Of 30 patients included, 14 were randomized to imatinib + ara-c and 16 to imatinib alone. Complete hematologic response (CHR) at 3 months was higher with imatinib + ara-c vs. imatinib alone (100% vs. 87.5%, P = 0.48). The median time to achieve CHR was significantly (P < 0.001) lower with imatinib + ara-c (32.07 vs. 23.43 days). Molecular response at 3 months was significantly higher (P = 0.04) with imatinib + ara-c vs. imatinib alone (100% vs. 68.75%). Complete cytogenetic response was also higher with imatinib + ara-c vs. imatinib alone (42.85% vs. 25% at 6 months and 71.4% vs. 62.5% at 12 months). Neutropenia followed by thrombocytopenia and anemia were the most common AEs. Grade 3/4 hematological and nausea events were significantly (P < 0.05) higher with imatinib + ara-c. Other nonhematological events were not significantly different between the treatments. The median follow-up duration was 20 months (range: 15-23 months).

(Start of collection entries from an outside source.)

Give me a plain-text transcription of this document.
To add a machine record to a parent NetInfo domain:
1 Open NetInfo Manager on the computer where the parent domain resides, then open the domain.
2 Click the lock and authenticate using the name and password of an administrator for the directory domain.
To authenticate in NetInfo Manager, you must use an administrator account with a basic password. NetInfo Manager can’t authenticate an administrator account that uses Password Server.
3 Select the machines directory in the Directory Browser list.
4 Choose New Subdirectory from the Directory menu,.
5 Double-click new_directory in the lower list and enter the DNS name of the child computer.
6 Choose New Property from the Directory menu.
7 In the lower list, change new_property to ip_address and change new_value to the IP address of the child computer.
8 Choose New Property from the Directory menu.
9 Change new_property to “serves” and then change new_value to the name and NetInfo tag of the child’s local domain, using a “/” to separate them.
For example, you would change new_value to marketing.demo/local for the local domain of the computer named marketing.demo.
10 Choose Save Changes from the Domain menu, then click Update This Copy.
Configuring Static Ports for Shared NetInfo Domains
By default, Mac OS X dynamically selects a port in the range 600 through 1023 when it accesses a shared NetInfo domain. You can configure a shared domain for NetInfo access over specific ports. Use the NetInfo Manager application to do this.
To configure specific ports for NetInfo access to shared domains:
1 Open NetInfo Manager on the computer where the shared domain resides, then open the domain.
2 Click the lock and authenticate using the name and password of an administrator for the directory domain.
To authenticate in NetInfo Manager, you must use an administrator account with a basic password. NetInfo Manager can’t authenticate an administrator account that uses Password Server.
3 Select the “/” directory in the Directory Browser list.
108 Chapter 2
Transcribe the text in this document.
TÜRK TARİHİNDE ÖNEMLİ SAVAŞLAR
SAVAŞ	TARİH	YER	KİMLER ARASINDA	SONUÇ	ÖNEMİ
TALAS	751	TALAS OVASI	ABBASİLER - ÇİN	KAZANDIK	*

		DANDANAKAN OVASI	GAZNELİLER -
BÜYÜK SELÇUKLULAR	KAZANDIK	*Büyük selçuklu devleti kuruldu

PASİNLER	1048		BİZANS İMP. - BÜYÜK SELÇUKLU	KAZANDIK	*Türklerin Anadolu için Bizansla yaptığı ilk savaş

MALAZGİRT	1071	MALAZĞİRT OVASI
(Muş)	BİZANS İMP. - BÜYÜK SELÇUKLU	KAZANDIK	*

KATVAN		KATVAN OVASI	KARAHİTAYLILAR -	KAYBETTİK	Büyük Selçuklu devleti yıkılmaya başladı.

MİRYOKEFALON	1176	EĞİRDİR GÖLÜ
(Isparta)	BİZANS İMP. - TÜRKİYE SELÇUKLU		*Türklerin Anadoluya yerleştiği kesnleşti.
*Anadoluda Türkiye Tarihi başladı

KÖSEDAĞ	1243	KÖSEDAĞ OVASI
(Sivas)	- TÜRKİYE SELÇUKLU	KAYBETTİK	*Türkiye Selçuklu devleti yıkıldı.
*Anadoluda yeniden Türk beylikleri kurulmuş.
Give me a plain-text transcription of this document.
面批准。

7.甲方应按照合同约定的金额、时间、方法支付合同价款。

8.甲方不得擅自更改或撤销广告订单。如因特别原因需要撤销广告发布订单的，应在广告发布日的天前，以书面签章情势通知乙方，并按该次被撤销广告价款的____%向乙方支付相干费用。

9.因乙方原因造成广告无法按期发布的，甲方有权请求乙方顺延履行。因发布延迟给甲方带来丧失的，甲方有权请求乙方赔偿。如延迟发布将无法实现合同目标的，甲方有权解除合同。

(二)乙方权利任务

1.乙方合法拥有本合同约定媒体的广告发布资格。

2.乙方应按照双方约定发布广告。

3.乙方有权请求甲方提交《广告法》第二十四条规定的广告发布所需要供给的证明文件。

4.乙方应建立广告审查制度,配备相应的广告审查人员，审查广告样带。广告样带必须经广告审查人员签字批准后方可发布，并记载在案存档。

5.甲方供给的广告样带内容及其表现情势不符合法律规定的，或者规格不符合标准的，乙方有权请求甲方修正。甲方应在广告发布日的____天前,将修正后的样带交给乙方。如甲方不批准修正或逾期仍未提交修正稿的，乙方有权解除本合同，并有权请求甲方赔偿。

Imatinib with low-dose ara-c can be considered as a potential first-line treatment option for CML-CP.
比较伊马替尼与阿糖胞苷(ara-c)联合用药与伊马替尼单药治疗新诊断的慢性期慢性髓性白血病(CML-CP)患者的疗效和安全性。
这项前瞻性随机研究纳入了新诊断为CML-CP的成年患者(年龄>18岁)。患者接受每日口服一次400毫克伊马替尼联合皮下注射每日20毫克/平方米阿糖胞苷(伊马替尼+阿糖胞苷)或每日口服一次400毫克伊马替尼。主要终点为3个月时的血液学和分子反应以及6个月和12个月时的细胞遗传学反应。次要终点包括3/4级血液学和非血液学不良事件(AE)。
纳入的30例患者中,14例随机分配至伊马替尼+阿糖胞苷组,16例分配至伊马替尼单药组。伊马替尼+阿糖胞苷组3个月时的完全血液学缓解(CHR)高于伊马替尼单药组(100%对87.5%,P = 0.48)。伊马替尼+阿糖胞苷组达到CHR的中位时间显著更短(P < 0.001)(32.07天对23.43天)。伊马替尼+阿糖胞苷组在3个月时的分子反应显著高于伊马替尼单药组(100%对68.75%,P = 0.04)。伊马替尼+阿糖胞苷组的完全细胞遗传学缓解也高于伊马替尼单药组(6个月时为42.85%对25%,12个月时为71.4%对62.5%)。中性粒细胞减少继以血小板减少和贫血是最常见的AE。伊马替尼+阿糖胞苷组的3/4级血液学和恶心事件显著更多(P < 0.05)。其他非血液学事件在治疗组之间无显著差异。中位随访时间为20个月(范围:15 - 23个月)。
低剂量阿糖胞苷联合伊马替尼可被视为CML-CP的一种潜在一线治疗选择。